A Radar Olympics of sorts was held as part of the competition for a new air and missile defense radar. And key Lawton-area Raytheon engineers played a major role, moving the Army a step closer to a radar transformation.

The U.S. Army decided to hold a radar competition called the Sense-Off to help choose the next generation of its Lower Tier Air and Missile Defense Sensor (LTAMDS). Fort Sill Raytheon workers spent months gearing up in support of the Sense-off, which was held at White Sands Missile Range in New Mexico. The Army is working toward creating a radar renaissance, to include this next generation radar. The results were put into a proposal and sent to the Army for review, and much of the work was done in this area.
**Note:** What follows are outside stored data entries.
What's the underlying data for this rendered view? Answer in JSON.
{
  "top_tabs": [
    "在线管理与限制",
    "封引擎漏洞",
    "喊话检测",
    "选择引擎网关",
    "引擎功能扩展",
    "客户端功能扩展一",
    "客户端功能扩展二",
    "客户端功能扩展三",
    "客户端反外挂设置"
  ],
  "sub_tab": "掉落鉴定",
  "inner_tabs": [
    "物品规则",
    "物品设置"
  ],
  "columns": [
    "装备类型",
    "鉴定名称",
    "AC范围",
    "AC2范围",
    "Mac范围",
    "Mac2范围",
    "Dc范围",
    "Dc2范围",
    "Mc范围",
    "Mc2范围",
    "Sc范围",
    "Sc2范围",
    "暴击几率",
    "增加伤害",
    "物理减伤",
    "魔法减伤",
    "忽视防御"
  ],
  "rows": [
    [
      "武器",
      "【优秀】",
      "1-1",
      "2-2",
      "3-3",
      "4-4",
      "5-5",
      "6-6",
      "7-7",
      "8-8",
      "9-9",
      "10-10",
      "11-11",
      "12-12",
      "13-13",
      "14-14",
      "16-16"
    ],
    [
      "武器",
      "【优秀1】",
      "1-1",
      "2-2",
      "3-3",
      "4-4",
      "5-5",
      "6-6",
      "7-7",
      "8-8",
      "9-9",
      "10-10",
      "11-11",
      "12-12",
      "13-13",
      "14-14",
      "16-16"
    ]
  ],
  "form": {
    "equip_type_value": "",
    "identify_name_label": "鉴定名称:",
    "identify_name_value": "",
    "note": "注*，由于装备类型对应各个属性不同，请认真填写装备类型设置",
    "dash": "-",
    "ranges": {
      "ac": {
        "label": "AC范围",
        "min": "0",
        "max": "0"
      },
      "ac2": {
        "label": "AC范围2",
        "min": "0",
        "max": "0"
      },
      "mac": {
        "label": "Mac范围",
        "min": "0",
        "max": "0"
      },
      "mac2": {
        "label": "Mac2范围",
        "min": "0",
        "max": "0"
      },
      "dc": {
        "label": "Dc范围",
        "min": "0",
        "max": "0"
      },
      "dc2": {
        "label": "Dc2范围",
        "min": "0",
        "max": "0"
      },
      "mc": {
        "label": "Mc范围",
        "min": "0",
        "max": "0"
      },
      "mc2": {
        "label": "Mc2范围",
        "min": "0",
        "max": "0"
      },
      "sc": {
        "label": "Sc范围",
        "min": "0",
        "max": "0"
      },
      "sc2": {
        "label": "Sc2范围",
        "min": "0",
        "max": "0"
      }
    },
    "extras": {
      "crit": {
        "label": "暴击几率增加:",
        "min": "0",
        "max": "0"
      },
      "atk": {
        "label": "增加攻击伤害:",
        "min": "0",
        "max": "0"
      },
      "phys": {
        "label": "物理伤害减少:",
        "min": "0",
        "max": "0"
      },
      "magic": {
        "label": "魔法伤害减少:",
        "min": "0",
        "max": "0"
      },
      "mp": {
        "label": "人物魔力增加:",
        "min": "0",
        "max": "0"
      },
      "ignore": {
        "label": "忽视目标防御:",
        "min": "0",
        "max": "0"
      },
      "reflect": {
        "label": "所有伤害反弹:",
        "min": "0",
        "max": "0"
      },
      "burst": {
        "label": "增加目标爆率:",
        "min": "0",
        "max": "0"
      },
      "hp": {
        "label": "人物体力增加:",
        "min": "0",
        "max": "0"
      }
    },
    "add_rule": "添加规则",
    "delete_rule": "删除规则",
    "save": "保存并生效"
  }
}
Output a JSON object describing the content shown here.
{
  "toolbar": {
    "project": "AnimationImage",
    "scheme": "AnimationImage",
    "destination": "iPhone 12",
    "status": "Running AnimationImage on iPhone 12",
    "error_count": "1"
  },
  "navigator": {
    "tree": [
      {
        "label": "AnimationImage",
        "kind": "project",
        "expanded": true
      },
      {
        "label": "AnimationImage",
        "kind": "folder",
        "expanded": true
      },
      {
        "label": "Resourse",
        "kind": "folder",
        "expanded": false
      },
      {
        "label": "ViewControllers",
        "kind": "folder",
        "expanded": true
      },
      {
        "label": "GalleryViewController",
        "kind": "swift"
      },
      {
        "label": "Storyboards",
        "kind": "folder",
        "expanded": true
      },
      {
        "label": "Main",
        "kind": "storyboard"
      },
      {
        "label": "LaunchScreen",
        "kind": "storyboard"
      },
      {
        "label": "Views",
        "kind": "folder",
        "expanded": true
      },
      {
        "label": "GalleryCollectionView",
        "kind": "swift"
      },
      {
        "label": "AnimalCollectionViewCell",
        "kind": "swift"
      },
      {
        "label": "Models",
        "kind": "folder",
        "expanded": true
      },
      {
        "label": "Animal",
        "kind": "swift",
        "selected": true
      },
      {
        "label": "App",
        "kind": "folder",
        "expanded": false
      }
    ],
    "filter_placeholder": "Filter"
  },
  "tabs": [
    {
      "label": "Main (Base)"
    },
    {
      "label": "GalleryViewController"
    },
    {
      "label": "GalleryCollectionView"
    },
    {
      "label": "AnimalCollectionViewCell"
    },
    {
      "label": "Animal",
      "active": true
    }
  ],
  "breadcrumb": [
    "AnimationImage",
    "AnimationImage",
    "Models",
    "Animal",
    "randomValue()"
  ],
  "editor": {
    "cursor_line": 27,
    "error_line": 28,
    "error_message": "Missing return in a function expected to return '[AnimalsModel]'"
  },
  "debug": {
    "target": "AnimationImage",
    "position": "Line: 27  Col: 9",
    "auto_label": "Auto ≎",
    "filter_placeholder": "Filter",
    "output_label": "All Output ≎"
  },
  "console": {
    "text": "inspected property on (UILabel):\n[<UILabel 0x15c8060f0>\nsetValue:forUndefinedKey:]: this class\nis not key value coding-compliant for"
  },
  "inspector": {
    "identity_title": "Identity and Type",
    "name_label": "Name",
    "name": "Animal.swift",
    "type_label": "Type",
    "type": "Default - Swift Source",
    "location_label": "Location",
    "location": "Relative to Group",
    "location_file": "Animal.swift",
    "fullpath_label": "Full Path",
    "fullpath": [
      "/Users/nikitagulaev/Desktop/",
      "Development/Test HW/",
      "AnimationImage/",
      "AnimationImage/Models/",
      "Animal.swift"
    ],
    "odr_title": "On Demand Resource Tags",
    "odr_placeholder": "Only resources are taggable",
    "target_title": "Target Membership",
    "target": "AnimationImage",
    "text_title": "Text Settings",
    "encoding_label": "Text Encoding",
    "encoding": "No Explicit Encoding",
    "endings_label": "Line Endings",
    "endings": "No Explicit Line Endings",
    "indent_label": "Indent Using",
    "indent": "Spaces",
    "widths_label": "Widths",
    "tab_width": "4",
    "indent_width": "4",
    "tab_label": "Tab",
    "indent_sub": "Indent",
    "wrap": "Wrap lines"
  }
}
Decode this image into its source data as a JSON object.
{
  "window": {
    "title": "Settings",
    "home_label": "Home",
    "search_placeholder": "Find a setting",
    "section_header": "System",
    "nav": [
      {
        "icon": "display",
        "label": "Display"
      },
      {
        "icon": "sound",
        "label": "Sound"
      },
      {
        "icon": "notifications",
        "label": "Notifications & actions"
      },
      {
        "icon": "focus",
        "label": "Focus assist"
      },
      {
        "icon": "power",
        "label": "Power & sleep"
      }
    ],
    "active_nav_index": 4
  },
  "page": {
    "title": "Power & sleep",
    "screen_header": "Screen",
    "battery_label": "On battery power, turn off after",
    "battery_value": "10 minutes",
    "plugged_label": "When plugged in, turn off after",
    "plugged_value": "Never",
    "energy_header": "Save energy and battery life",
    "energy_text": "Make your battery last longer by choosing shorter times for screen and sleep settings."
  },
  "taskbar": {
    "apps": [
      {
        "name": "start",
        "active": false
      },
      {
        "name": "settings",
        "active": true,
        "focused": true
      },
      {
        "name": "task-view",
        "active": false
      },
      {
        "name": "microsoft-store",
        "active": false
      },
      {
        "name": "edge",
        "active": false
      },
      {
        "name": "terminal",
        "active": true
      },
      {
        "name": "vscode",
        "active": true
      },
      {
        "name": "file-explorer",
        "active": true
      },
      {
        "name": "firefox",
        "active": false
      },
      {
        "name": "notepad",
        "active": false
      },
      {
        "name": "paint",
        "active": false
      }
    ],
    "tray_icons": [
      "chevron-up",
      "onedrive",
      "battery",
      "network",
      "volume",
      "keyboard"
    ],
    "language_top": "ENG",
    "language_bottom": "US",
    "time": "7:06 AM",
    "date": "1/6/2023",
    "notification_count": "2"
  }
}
LTAMDS will replace the current PatriotTM anti-missile system radar in the future. The Army’s event tested competing LTAMDS proposals, each vying to be the radar for generations to come.

Raytheon, maker of the Patriot system, demonstrated its advanced technology and ability to meet the Army’s timeline for fielding a new radar in 2022. Raytheon’s proposed LTAMDS solution is a simultaneous 360-degree, Active Electronically Scanned Array radar powered by Raytheon-manufactured Gallium Nitride, a substance that strengthens the radar signal and enhances its sensitivity.

The Raytheon LTAMDS proposal is designed to give the Army tools to prevail against “the tyranny of distance” condition, according to Bob Kelley, Raytheon’s director of IAMD Domestic Programs for Business Development & Strategy, a former Lawton resident.

“The tyranny of distance is most commonly associated with the Pacific theater, where the vast expanse of ocean complicates communications and situational understanding,” Kelley said.

Transformation in real-time

The demo highlighted Raytheon’s proposed future radar in a surveillance and tracking mission with live air targets.

To design its renaissance radar, the company’s engineers worked in a bustling, Silicon Valley-style creative space called the Agile Development Center, or ADC. The space was built to give critical teams an environment to enhance collaboration and rapidly build, innovate, and design. There, engineers were drawing equations on walls, tracking data on dozens of high-tech monitors, building LTAMDS mockups, 3-D printing prototype parts and testing every screw, bolt and handle.

Agile Engineers at work

Raytheon engineers are using Agile Engineering techniques in a whole new way. The approach, which embraces a host of techniques aimed at optimizing creativity and efficiency, emerged from software development practices and is now being used for the hardware design of the proposed radar.

“It’s an incredible experience between the deployment of agile, model-based engineering for hardware product development and the novelty of an entirely new design,” said Russ Souza, a Raytheon mechanical engineer.

With that facility, Raytheon offers a space for instantaneous design updates.

“This is a new way of doing business,” Souza said.

The Army operators have a chance to touch and feel the mockups to get a real sense of using the radar, said Kristal Whelan, a demo engineer for the LTAMDS team. Whelan works in a dedicated prototype room attached to the ADC, which is filled wall-to-wall with hardware mockups intended to prove out or enhance elements of the hardware design.

The team analyzes every aspect of the LTAMDS design, according to Bryce Kirby, a principal engineer who oversees a production team working in the ADC. The facility allows the speed of development sought after by the Army; mobile, fast and innovative, as opposed to the traditional, slow, cumbersome, “waterfall way of working,” he said.

The Sense-Off itself represented an agile, thought-based approach by the Army, requiring competitors to demonstrate value, said Greg Lewis, Agile Deputy Program Manager.

“Demoing value is the essence of what we do in Agile,” he said.

Soldier centered design local in Lawton

Raytheon recognizes that the soldier is a key component of its LTAMDS solution and has accounted for Human Systems Integration factors in areas such as usability and maintainability. Many Whole Life Engineers supporting Raytheon’s LTAMDS development are former users who served as instructors, trainers, operators and maintainers the current Patriot radar.

“Because Raytheon’s proposed LTAMDS is brand new radar, vice a redesigned, modified or upgraded radar, we are able to integrate new concepts to enhance overall effectiveness and reduce long-term life cycle costs,” said Nate Jones, a Senior Whole Life Engineering Manager, based in Lawton.

The process is being led from Andover and Tewksbury, Massachusetts, however, many of the Raytheon employees in the Lawton/Fort Sill area are former operators and maintainers, and work collaboratively to share their experiences and ideas.

Raytheon submitted the LTAMDS proposal to the U.S. Army in mid-July.

“Our proposal offers the Army a brand-new radar that overmatches the future threat,” said Tom Laliberty, Raytheon Vice President of Integrated Air and Missile Defense. “We brought our LTAMDS solution to the U.S. Army’s sensor demonstration and validated our ability to meet their 2022 urgent material release date.”